The government hopes to complete drafting its 1999 budget by Dec. 1, but it will require more details on the planned tax reform, Economics Minister Andrei Shapovalyants said after a four-hour meeting of key government ministers.
``We have to finalize volumes of (expected) tax collections and set new tax brackets,'' he said.
Russia has been trying to persuade foreign creditors to restructure at least a portion of about $17 billion payments due in 1999.
``Only when we know how much we will have to pay on our external debts (next year), we will be able to set our fiscal policy,'' Shapovalyants said.
The government considered three versions of a budget draft, which put the disparity between revenues and spending at either $9 billion, $16 billion, or $21 billion, according to one senior government official, who spoke Friday on the condition of anonymity.
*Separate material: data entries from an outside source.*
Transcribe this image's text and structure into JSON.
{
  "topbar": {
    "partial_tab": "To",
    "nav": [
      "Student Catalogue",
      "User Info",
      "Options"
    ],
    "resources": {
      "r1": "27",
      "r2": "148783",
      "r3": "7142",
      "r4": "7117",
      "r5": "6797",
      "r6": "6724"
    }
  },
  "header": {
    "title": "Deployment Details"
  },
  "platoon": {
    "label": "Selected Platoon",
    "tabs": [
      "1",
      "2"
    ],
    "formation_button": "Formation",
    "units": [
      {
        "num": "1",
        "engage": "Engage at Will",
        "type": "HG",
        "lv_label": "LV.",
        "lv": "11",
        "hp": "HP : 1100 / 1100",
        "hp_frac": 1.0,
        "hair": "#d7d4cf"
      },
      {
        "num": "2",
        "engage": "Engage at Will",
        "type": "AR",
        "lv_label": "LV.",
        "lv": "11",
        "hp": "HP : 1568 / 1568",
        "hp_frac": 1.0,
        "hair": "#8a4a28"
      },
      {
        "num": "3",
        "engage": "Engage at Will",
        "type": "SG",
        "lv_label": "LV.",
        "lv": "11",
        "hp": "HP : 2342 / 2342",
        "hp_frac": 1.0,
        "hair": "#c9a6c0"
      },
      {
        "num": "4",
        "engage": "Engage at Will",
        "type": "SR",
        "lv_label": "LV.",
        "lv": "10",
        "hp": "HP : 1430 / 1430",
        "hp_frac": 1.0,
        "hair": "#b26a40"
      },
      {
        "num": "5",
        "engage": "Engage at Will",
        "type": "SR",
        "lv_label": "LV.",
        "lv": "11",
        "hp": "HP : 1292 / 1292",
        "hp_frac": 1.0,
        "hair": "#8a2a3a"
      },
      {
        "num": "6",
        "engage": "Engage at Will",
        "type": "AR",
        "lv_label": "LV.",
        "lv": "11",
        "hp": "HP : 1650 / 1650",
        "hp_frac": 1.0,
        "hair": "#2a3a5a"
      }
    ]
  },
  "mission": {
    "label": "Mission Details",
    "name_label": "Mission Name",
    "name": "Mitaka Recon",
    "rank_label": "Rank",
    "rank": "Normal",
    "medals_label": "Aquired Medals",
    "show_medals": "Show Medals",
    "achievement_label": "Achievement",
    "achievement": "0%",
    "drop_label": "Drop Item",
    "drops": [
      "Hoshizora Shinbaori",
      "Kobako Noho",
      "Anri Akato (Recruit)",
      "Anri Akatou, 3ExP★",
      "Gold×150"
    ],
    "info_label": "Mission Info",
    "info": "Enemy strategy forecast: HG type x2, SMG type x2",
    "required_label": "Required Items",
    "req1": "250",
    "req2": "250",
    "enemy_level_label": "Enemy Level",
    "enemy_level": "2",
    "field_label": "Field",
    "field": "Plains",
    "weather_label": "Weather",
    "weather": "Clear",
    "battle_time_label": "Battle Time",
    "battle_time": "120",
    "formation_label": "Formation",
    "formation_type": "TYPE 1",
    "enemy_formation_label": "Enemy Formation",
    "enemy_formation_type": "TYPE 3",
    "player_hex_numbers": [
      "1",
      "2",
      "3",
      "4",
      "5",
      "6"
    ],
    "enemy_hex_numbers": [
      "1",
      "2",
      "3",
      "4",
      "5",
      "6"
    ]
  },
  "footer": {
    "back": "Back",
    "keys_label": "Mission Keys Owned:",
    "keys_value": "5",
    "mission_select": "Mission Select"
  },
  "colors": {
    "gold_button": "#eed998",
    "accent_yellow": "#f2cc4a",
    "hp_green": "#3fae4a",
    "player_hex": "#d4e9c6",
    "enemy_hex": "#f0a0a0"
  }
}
Prime Minister Yevgeny Primakov met today with an International Monetary Fund delegation after the meeting to discuss the country's economic situation, the Interfax news agency said.
First Deputy Prime Minister Yuri Maslyukov said on Friday that Russia will ask the IMF for new terms on repaying the $4.6 billion due to the lending organization next year.
New IMF loans to Russia have been on hold since August. The IMF has insisted it will not release any more money until the government comes up with a comprehensive plan to combat the economic crisis and starts implementing it.